# Archlinux in Virtualbox installieren



## ubuntu1967 (6. November 2013)

Hallo.

Ich konnte /arch/setup nich finden.

Wie installiert man Archlinux.iso in Virtualbox?


----------



## blackout24 (6. November 2013)

Genau so wie wie normal auf einem PC auch.
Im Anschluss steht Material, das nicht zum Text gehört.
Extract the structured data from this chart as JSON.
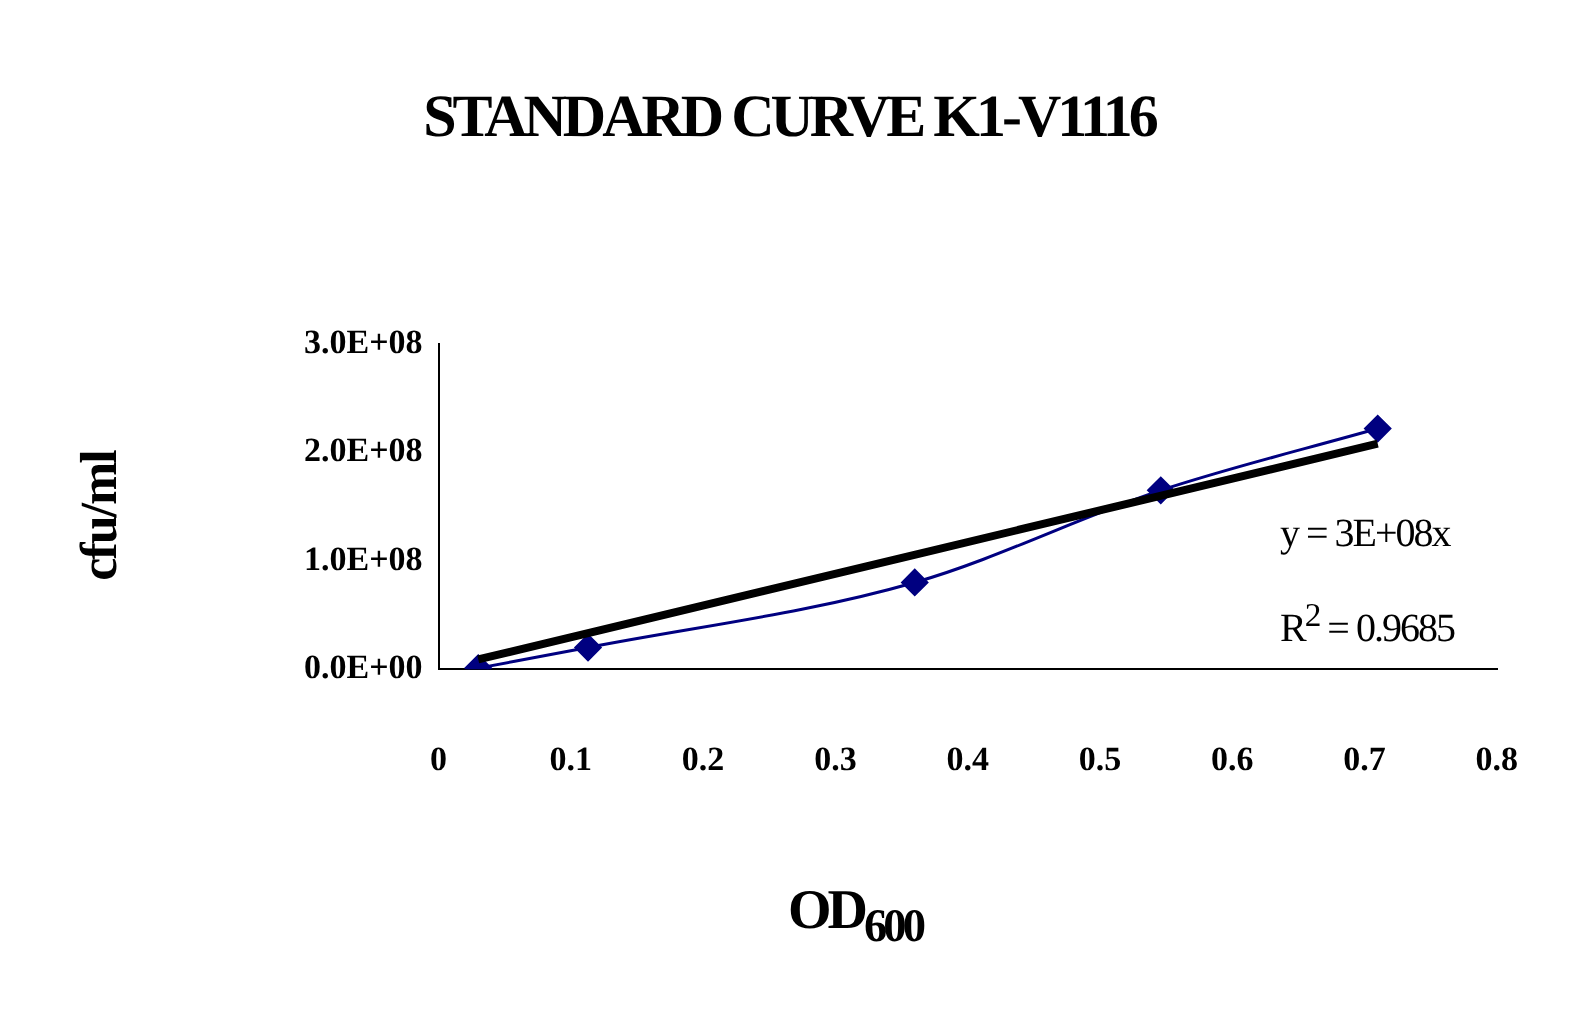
{
  "chart_data": {
    "type": "scatter",
    "title": "STANDARD CURVE K1-V1116",
    "xlabel": "OD$_{600}$",
    "ylabel": "cfu/ml",
    "annotations": [
      "y = 3E+08x",
      "R$^{2}$ = 0.9685"
    ],
    "series": [
      {
        "type": "line",
        "color": "#000080",
        "marker": "diamond",
        "x": [
          0.03,
          0.113,
          0.36,
          0.546,
          0.71
        ],
        "values": [
          1000000,
          20000000,
          80000000,
          165000000,
          222000000
        ]
      },
      {
        "type": "line",
        "color": "#000000",
        "marker": "none",
        "x": [
          0.03,
          0.71
        ],
        "values": [
          9000000,
          208000000
        ]
      }
    ],
    "xlim": [
      0,
      0.8
    ],
    "xticks": [
      0,
      0.1,
      0.2,
      0.3,
      0.4,
      0.5,
      0.6,
      0.7,
      0.8
    ],
    "ylim": [
      0,
      300000000
    ],
    "yticks": [
      {
        "value": 0,
        "label": "0.0E+00"
      },
      {
        "value": 100000000,
        "label": "1.0E+08"
      },
      {
        "value": 200000000,
        "label": "2.0E+08"
      },
      {
        "value": 300000000,
        "label": "3.0E+08"
      }
    ],
    "grid": false,
    "legend": false
  }
}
https://wiki.archlinux.de/title/Anleitung_für_Einsteiger

Für Grafik und Sound werden dann einfach die "virtualbox-guest-utils" installiert und die Module geladen.

https://wiki.archlinux.org/index.php/VirtualBox#Arch_Linux_as_a_guest_in_a_Virtual_Machine


----------



## ubuntu1967 (6. November 2013)

1.Und wo ist die Setup-datei bei Archlinux?

2. Wo ist denn der graphische Installer bei Archlinux?


----------



## Leandros (6. November 2013)

1. Nicht vorhanden.
2. Nicht vorhanden.

Lies die Wiki. Arch Linux ist nur eine Konsole. Mehr nicht.


----------



## blackout24 (6. November 2013)

1. Gibt es nicht.

2. Gibt es nicht. Vor Jahren gab es mal einen ncurses basierten Installer, der aber nicht mehr weiter entwickelt wurde und extrem eingeschränkt war. Wollte man nur ein GPT Setup anstatt MBR war das schon nicht möglich, ohne den Installer zwischen zeitlich zu beenden und irgendwelche Schritte zu überspringen. Die neue Methode ist da wesentlich flexibler und einfacher.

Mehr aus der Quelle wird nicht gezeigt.